この年のキーワードは「外国」。まずはダービーと菊花賞で2頭ずつ外国産馬が出走可能となった。
ダービーにはNHKマイルC馬クロフネ、青葉賞馬ルゼルが出走。注目を集めたものの、それぞれ2、4番人気で⑤、⑭着に終わっている。菊花賞には神戸新聞杯勝ちのエアエミネムが3番人気で臨んで③着。
3年後には5大クラシック全競走に出走枠が設けられたものの、勝ったのは19年オークスのローブデコルテのみ。これに秋華賞を加えても14年のファインモーションしかいない。サンデーサイレンスの血が日本を席巻し、“開放”の流れが脅威ではなくなったのだ。
ジョッキーではアメリカのケント・デザーモが4~6月というオンシーズンに短期免許で来日した。レディパステルによるオークスは外国人騎手による初のクラシック制覇だった。
また、武豊が前年のアメリカに続き、この年は3月下旬からフランス遠征を敢行。名門ジョン・ハモンド厩舎の主戦騎手として招かれ、活動の拠点を移した。クロフネのNHKマイルC、ダービーなどピンポイントでの帰国はあったが、ほぼ7カ月にわたった。
フランスでGⅠ1つを含む重賞3勝、イギリスでも1勝。他にも海外で2勝と年間6勝。もちろん、これは自身最多の数字である。
武豊に2つのタイトルを加えたのは日本馬ステイゴールド。3月にドバイシーマクラシック(当時はGⅡ)、そして12月のGⅠ香港ヴァーズだ。
当日の香港はまさに“ジャパンデー”。続く香港マイルはエイシンプレストン、香港CはアグネスデジタルとGⅠ3競走で完全制覇(スプリントは当時GⅡ)を成し遂げた。

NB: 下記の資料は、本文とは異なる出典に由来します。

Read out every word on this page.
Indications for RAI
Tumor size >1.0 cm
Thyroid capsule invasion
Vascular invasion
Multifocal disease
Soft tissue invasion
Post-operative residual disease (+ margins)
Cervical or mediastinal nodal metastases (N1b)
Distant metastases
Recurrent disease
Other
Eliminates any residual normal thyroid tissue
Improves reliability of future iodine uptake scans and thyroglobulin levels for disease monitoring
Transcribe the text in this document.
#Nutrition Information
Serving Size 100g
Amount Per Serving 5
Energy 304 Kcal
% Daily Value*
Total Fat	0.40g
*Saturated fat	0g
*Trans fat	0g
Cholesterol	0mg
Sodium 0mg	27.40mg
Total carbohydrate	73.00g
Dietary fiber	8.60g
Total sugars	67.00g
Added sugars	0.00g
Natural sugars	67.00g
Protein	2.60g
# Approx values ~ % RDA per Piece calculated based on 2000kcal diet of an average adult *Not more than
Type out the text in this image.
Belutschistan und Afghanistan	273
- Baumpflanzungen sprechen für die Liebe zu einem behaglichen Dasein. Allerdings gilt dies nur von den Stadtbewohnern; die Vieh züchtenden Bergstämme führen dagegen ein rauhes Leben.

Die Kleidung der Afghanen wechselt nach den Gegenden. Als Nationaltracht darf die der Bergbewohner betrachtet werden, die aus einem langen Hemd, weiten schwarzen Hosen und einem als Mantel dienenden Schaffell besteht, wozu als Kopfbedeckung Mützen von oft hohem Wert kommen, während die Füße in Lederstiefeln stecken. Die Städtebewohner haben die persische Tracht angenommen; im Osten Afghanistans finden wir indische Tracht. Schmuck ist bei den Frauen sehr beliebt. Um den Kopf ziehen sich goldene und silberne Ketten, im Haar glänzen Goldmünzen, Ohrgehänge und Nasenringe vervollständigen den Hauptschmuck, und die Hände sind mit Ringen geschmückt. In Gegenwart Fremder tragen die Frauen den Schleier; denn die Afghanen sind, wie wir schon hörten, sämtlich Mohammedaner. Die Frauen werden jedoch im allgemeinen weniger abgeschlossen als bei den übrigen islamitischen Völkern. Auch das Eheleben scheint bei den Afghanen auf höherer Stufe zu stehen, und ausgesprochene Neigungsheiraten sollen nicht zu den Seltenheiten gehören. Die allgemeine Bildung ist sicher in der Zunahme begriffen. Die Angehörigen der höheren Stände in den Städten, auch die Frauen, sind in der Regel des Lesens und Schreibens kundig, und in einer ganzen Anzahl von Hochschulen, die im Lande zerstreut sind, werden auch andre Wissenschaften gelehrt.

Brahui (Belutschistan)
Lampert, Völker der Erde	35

また、今では話題にすらならない「ジャパンCの日本馬による掲示板独占」もこの年が最初。翌年、中山で行われたジャパンCはイタリアのファルブラヴが優勝するが、外国馬の勝利は17年アルカセットが最後。今では招待馬の数合わせもままならず、日本馬最強決定戦になっている。